LAS VEGAS – Many attendees at the 25th National Center for Database Marketing Conference & Exhibition here last week were somewhere other than the hotel or exhibit floor, exhibitors said, though the traffic resulted in a number of quality leads.
“There seems to be [fewer] attendees than there were in Chicago [last summer],” said Ted Uczen, chief customer officer at NuEdge Systems, Englewood, CO.
This was the first NCDM show for Osvaldo Santiago, director of the design council at Pridco, San Juan, who had only one complaint.
“I think all of the speakers should provide us with more handouts with information and outlines about their speeches when we enter,” he said. “This way we can make specific notes on things and [easily] reference back to it.”
Paul Ercolino, director of sales at U.S. Monitor, New City, NY, attributed the light traffic to the location.
“There are a lot of distractions out there,” he said, referring to the spectacle of Las Vegas.
Several vendors complained that leads were of lower quality compared with past shows. For example, they said, systems analysts and programmers were roaming the floor instead of decision-makers such as vice presidents of marketing. NCDM advisory committee member Steve Horne, who is president of Analytici, New York, the interactive customer relationship management division of FCB Worldwide, agreed, saying, “the show is becoming more about technology. It’s losing some of its marketing focus.”
Ed Berkowitz, director of sales at Intertec Exhibitors – the company that schedules and plans the NCDM shows – said there were 60 more booths this summer compared with last year. While final attendance figures were not available at press time, he said the number would be similar to last summer’s total: 2,000.
“The reason people might believe there are [fewer] exhibitors at this show is because of the trend of people designing much bigger booths. The traffic is definitely here.

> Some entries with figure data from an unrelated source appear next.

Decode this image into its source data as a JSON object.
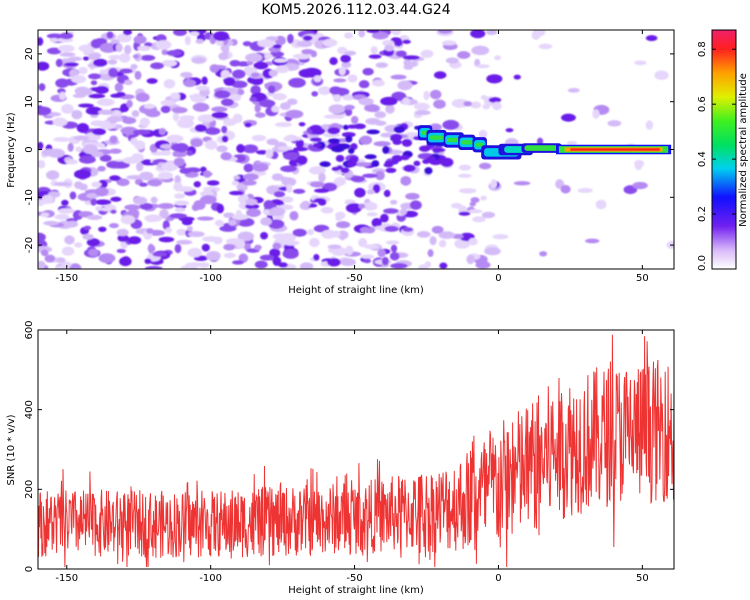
{
  "title": "KOM5.2026.112.03.44.G24",
  "chart_data": [
    {
      "type": "heatmap",
      "xlabel": "Height of straight line (km)",
      "ylabel": "Frequency (Hz)",
      "xlim": [
        -160,
        61
      ],
      "ylim": [
        -25,
        25
      ],
      "x_ticks": [
        -150,
        -100,
        -50,
        0,
        50
      ],
      "x_tick_labels": [
        "-150",
        "-100",
        "-50",
        "0",
        "50"
      ],
      "y_ticks": [
        -20,
        -10,
        0,
        10,
        20
      ],
      "y_tick_labels": [
        "-20",
        "-10",
        "0",
        "10",
        "20"
      ],
      "colorbar": {
        "label": "Normalized spectral amplitude",
        "range": [
          0.0,
          0.87
        ],
        "ticks": [
          0.0,
          0.2,
          0.4,
          0.6,
          0.8
        ],
        "tick_labels": [
          "0.0",
          "0.2",
          "0.4",
          "0.6",
          "0.8"
        ]
      },
      "grid": false
    },
    {
      "type": "line",
      "xlabel": "Height of straight line (km)",
      "ylabel": "SNR (10 * v/v)",
      "xlim": [
        -160,
        61
      ],
      "ylim": [
        0,
        600
      ],
      "x_ticks": [
        -150,
        -100,
        -50,
        0,
        50
      ],
      "x_tick_labels": [
        "-150",
        "-100",
        "-50",
        "0",
        "50"
      ],
      "y_ticks": [
        0,
        200,
        400,
        600
      ],
      "y_tick_labels": [
        "0",
        "200",
        "400",
        "600"
      ],
      "series": [
        {
          "color": "#ee3333",
          "x": [
            -160,
            -140,
            -120,
            -100,
            -80,
            -60,
            -40,
            -20,
            -10,
            0,
            10,
            20,
            30,
            40,
            50,
            60
          ],
          "level": [
            115,
            115,
            112,
            112,
            118,
            125,
            135,
            150,
            175,
            210,
            250,
            300,
            320,
            340,
            345,
            350
          ],
          "spread": [
            85,
            85,
            85,
            85,
            90,
            90,
            95,
            110,
            130,
            160,
            170,
            180,
            180,
            180,
            180,
            180
          ]
        }
      ],
      "grid": false
    }
  ]
}
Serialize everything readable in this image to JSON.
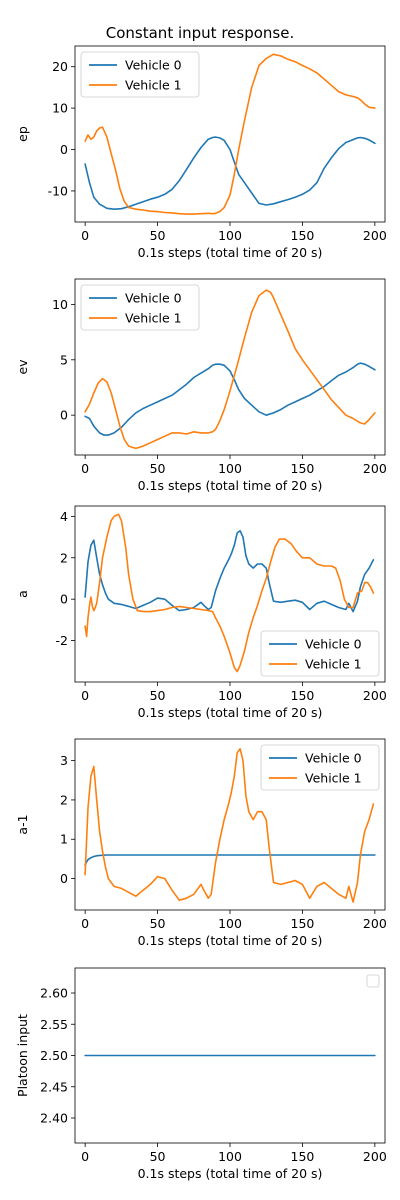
{
  "figure_title": "Constant input response.",
  "colors": {
    "vehicle0": "#1f77b4",
    "vehicle1": "#ff7f0e"
  },
  "chart_data": [
    {
      "type": "line",
      "xlabel": "0.1s steps (total time of 20 s)",
      "ylabel": "ep",
      "xlim": [
        -7,
        207
      ],
      "ylim": [
        -17.5,
        25
      ],
      "xticks": [
        0,
        50,
        100,
        150,
        200
      ],
      "yticks": [
        -10,
        0,
        10,
        20
      ],
      "legend": "upper-left",
      "series": [
        {
          "name": "Vehicle 0",
          "color": "#1f77b4",
          "x": [
            0,
            3,
            6,
            10,
            15,
            20,
            25,
            30,
            35,
            40,
            45,
            50,
            55,
            60,
            65,
            70,
            75,
            80,
            85,
            88,
            90,
            93,
            96,
            100,
            103,
            106,
            110,
            115,
            120,
            125,
            130,
            135,
            140,
            145,
            150,
            155,
            160,
            165,
            170,
            175,
            180,
            185,
            188,
            190,
            193,
            196,
            200
          ],
          "y": [
            -3.5,
            -8,
            -11.5,
            -13.2,
            -14.2,
            -14.4,
            -14.3,
            -13.8,
            -13.2,
            -12.6,
            -12.0,
            -11.5,
            -10.8,
            -9.6,
            -7.5,
            -4.8,
            -2,
            0.5,
            2.5,
            2.9,
            3.0,
            2.8,
            2.2,
            0,
            -3,
            -6,
            -8,
            -10.5,
            -13,
            -13.4,
            -13.1,
            -12.6,
            -12.1,
            -11.5,
            -10.8,
            -9.8,
            -8,
            -4.5,
            -2,
            0.2,
            1.7,
            2.4,
            2.8,
            2.9,
            2.7,
            2.3,
            1.5
          ]
        },
        {
          "name": "Vehicle 1",
          "color": "#ff7f0e",
          "x": [
            0,
            2,
            4,
            6,
            8,
            10,
            12,
            15,
            18,
            21,
            24,
            27,
            30,
            35,
            40,
            45,
            50,
            55,
            60,
            65,
            70,
            75,
            80,
            85,
            88,
            90,
            93,
            96,
            100,
            103,
            106,
            110,
            115,
            120,
            125,
            130,
            135,
            140,
            145,
            150,
            155,
            160,
            165,
            170,
            175,
            180,
            185,
            188,
            190,
            193,
            196,
            200
          ],
          "y": [
            2,
            3.5,
            2.5,
            3,
            4.5,
            5.2,
            5.4,
            3.0,
            -1,
            -5,
            -9.5,
            -12.5,
            -14.0,
            -14.4,
            -14.6,
            -14.9,
            -15.0,
            -15.2,
            -15.3,
            -15.5,
            -15.6,
            -15.6,
            -15.5,
            -15.4,
            -15.5,
            -15.4,
            -15.0,
            -14,
            -11,
            -6,
            0,
            7,
            15,
            20.3,
            22.0,
            23.0,
            22.6,
            21.8,
            21.2,
            20.3,
            19.5,
            18.5,
            17.0,
            15.5,
            14.0,
            13.2,
            12.8,
            12.5,
            12.0,
            11.0,
            10.2,
            10.0
          ]
        }
      ]
    },
    {
      "type": "line",
      "xlabel": "0.1s steps (total time of 20 s)",
      "ylabel": "ev",
      "xlim": [
        -7,
        207
      ],
      "ylim": [
        -3.6,
        12.3
      ],
      "xticks": [
        0,
        50,
        100,
        150,
        200
      ],
      "yticks": [
        0,
        5,
        10
      ],
      "legend": "upper-left",
      "series": [
        {
          "name": "Vehicle 0",
          "color": "#1f77b4",
          "x": [
            0,
            3,
            6,
            10,
            13,
            16,
            20,
            25,
            30,
            35,
            40,
            45,
            50,
            55,
            60,
            65,
            70,
            75,
            80,
            85,
            88,
            90,
            93,
            96,
            100,
            103,
            106,
            110,
            115,
            120,
            125,
            130,
            135,
            140,
            145,
            150,
            155,
            160,
            165,
            170,
            175,
            180,
            185,
            188,
            190,
            193,
            196,
            200
          ],
          "y": [
            -0.1,
            -0.3,
            -1.0,
            -1.6,
            -1.8,
            -1.8,
            -1.6,
            -1.1,
            -0.4,
            0.2,
            0.6,
            0.9,
            1.2,
            1.5,
            1.8,
            2.3,
            2.8,
            3.4,
            3.8,
            4.2,
            4.5,
            4.6,
            4.6,
            4.5,
            4.0,
            3.2,
            2.3,
            1.5,
            0.9,
            0.3,
            0.0,
            0.2,
            0.5,
            0.9,
            1.2,
            1.5,
            1.8,
            2.2,
            2.6,
            3.1,
            3.6,
            3.9,
            4.3,
            4.6,
            4.7,
            4.6,
            4.4,
            4.1
          ]
        },
        {
          "name": "Vehicle 1",
          "color": "#ff7f0e",
          "x": [
            0,
            3,
            6,
            9,
            12,
            15,
            18,
            21,
            24,
            27,
            30,
            35,
            40,
            45,
            50,
            55,
            60,
            65,
            70,
            75,
            80,
            85,
            88,
            90,
            93,
            96,
            100,
            105,
            110,
            115,
            120,
            125,
            128,
            130,
            135,
            140,
            145,
            150,
            155,
            160,
            165,
            170,
            175,
            180,
            185,
            190,
            193,
            196,
            200
          ],
          "y": [
            0.3,
            1.0,
            2.0,
            2.9,
            3.3,
            3.0,
            2.0,
            0.5,
            -1.0,
            -2.2,
            -2.8,
            -3.0,
            -2.8,
            -2.5,
            -2.2,
            -1.9,
            -1.6,
            -1.6,
            -1.7,
            -1.5,
            -1.6,
            -1.6,
            -1.5,
            -1.3,
            -0.5,
            0.5,
            2.2,
            4.5,
            7.0,
            9.3,
            10.8,
            11.3,
            11.1,
            10.6,
            9.1,
            7.6,
            6.0,
            5.0,
            4.1,
            3.2,
            2.3,
            1.4,
            0.7,
            0.0,
            -0.3,
            -0.7,
            -0.8,
            -0.4,
            0.2
          ]
        }
      ]
    },
    {
      "type": "line",
      "xlabel": "0.1s steps (total time of 20 s)",
      "ylabel": "a",
      "xlim": [
        -7,
        207
      ],
      "ylim": [
        -4.0,
        4.5
      ],
      "xticks": [
        0,
        50,
        100,
        150,
        200
      ],
      "yticks": [
        -2,
        0,
        2,
        4
      ],
      "legend": "lower-right",
      "series": [
        {
          "name": "Vehicle 0",
          "color": "#1f77b4",
          "x": [
            0,
            2,
            4,
            6,
            8,
            10,
            12,
            14,
            16,
            18,
            20,
            25,
            30,
            35,
            40,
            45,
            50,
            55,
            60,
            65,
            70,
            75,
            80,
            82,
            85,
            87,
            90,
            93,
            96,
            99,
            101,
            103,
            105,
            107,
            109,
            111,
            113,
            116,
            119,
            122,
            125,
            127,
            130,
            135,
            140,
            145,
            150,
            155,
            160,
            165,
            170,
            175,
            180,
            182,
            185,
            188,
            190,
            193,
            196,
            199
          ],
          "y": [
            0.1,
            1.8,
            2.6,
            2.85,
            2.0,
            1.2,
            0.7,
            0.3,
            0.0,
            -0.1,
            -0.2,
            -0.25,
            -0.35,
            -0.45,
            -0.3,
            -0.15,
            0.05,
            0.0,
            -0.3,
            -0.55,
            -0.5,
            -0.4,
            -0.15,
            -0.3,
            -0.5,
            -0.4,
            0.4,
            1.0,
            1.5,
            1.9,
            2.2,
            2.6,
            3.2,
            3.3,
            3.0,
            2.1,
            1.7,
            1.5,
            1.7,
            1.7,
            1.5,
            0.8,
            -0.1,
            -0.15,
            -0.1,
            -0.05,
            -0.15,
            -0.5,
            -0.2,
            -0.1,
            -0.25,
            -0.4,
            -0.5,
            -0.2,
            -0.6,
            -0.1,
            0.6,
            1.2,
            1.5,
            1.9
          ]
        },
        {
          "name": "Vehicle 1",
          "color": "#ff7f0e",
          "x": [
            0,
            1,
            2,
            3,
            4,
            5,
            6,
            7,
            8,
            10,
            12,
            15,
            18,
            20,
            23,
            25,
            28,
            30,
            33,
            36,
            40,
            45,
            50,
            55,
            60,
            65,
            70,
            75,
            80,
            85,
            88,
            90,
            93,
            96,
            100,
            103,
            105,
            107,
            110,
            113,
            116,
            119,
            122,
            125,
            128,
            131,
            134,
            138,
            142,
            146,
            150,
            155,
            160,
            165,
            170,
            173,
            176,
            179,
            182,
            185,
            188,
            191,
            193,
            195,
            197,
            199
          ],
          "y": [
            -1.3,
            -1.8,
            -0.9,
            -0.3,
            0.1,
            -0.35,
            -0.55,
            -0.4,
            -0.2,
            0.8,
            2.0,
            3.0,
            3.8,
            4.0,
            4.1,
            3.8,
            2.5,
            1.2,
            0.0,
            -0.55,
            -0.6,
            -0.6,
            -0.55,
            -0.5,
            -0.4,
            -0.35,
            -0.4,
            -0.45,
            -0.5,
            -0.55,
            -0.6,
            -0.9,
            -1.3,
            -1.8,
            -2.6,
            -3.3,
            -3.5,
            -3.2,
            -2.5,
            -1.6,
            -0.9,
            -0.3,
            0.4,
            1.0,
            1.8,
            2.5,
            2.9,
            2.9,
            2.7,
            2.3,
            2.0,
            2.0,
            1.7,
            1.6,
            1.6,
            1.5,
            0.9,
            0.0,
            -0.4,
            -0.4,
            0.3,
            0.4,
            0.8,
            0.8,
            0.6,
            0.3
          ]
        }
      ]
    },
    {
      "type": "line",
      "xlabel": "0.1s steps (total time of 20 s)",
      "ylabel": "a-1",
      "xlim": [
        -7,
        207
      ],
      "ylim": [
        -0.8,
        3.55
      ],
      "xticks": [
        0,
        50,
        100,
        150,
        200
      ],
      "yticks": [
        0,
        1,
        2,
        3
      ],
      "legend": "upper-right",
      "series": [
        {
          "name": "Vehicle 0",
          "color": "#1f77b4",
          "x": [
            0,
            1,
            2,
            4,
            6,
            8,
            10,
            15,
            20,
            40,
            60,
            100,
            140,
            180,
            200
          ],
          "y": [
            0.35,
            0.42,
            0.48,
            0.53,
            0.56,
            0.58,
            0.59,
            0.6,
            0.6,
            0.6,
            0.6,
            0.6,
            0.6,
            0.6,
            0.6
          ]
        },
        {
          "name": "Vehicle 1",
          "color": "#ff7f0e",
          "x": [
            0,
            2,
            4,
            6,
            8,
            10,
            12,
            14,
            16,
            18,
            20,
            25,
            30,
            35,
            40,
            45,
            50,
            55,
            60,
            65,
            70,
            75,
            80,
            82,
            85,
            87,
            90,
            93,
            96,
            99,
            101,
            103,
            105,
            107,
            109,
            111,
            113,
            116,
            119,
            122,
            125,
            127,
            130,
            135,
            140,
            145,
            150,
            155,
            160,
            165,
            170,
            175,
            180,
            182,
            185,
            188,
            190,
            193,
            196,
            199
          ],
          "y": [
            0.1,
            1.8,
            2.6,
            2.85,
            2.0,
            1.2,
            0.7,
            0.3,
            0.0,
            -0.1,
            -0.2,
            -0.25,
            -0.35,
            -0.45,
            -0.3,
            -0.15,
            0.05,
            0.0,
            -0.3,
            -0.55,
            -0.5,
            -0.4,
            -0.15,
            -0.3,
            -0.5,
            -0.4,
            0.4,
            1.0,
            1.5,
            1.9,
            2.2,
            2.6,
            3.2,
            3.3,
            3.0,
            2.1,
            1.7,
            1.5,
            1.7,
            1.7,
            1.5,
            0.8,
            -0.1,
            -0.15,
            -0.1,
            -0.05,
            -0.15,
            -0.5,
            -0.2,
            -0.1,
            -0.25,
            -0.4,
            -0.5,
            -0.2,
            -0.6,
            -0.1,
            0.6,
            1.2,
            1.5,
            1.9
          ]
        }
      ]
    },
    {
      "type": "line",
      "xlabel": "0.1s steps (total time of 20 s)",
      "ylabel": "Platoon input",
      "xlim": [
        -7,
        207
      ],
      "ylim": [
        2.36,
        2.64
      ],
      "xticks": [
        0,
        50,
        100,
        150,
        200
      ],
      "yticks": [
        2.4,
        2.45,
        2.5,
        2.55,
        2.6
      ],
      "ytick_labels": [
        "2.40",
        "2.45",
        "2.50",
        "2.55",
        "2.60"
      ],
      "legend": "upper-right (empty)",
      "series": [
        {
          "color": "#1f77b4",
          "x": [
            0,
            200
          ],
          "y": [
            2.5,
            2.5
          ]
        }
      ]
    }
  ]
}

People might be spending time in the casinos, but they are not there all day, and there is no reason to go outside with the temperature the way it is,” Berkowitz said, referring to the 115-degree days.
Privacy concerns provided a recurring theme for many of the keynote speeches and sessions, including the distinction between allowing customers to offer information to a company so they can receive personalized marketing messages and a company selling that information to other companies for profit.
In his keynote address, H. Robert Wientzen, president/CEO of the Direct Marketing Association, said the database industry “is at the bull’s-eye of a very heated public debate.”
Peter Reid, vice president of NCR’s Privacy Center for Expertise, said companies can gain a competitive advantage if they build trust with their customers. Marketers should recognize this advantage as opposed to leaving it until the last minute, when there will undoubtedly be legislation passed within the next year.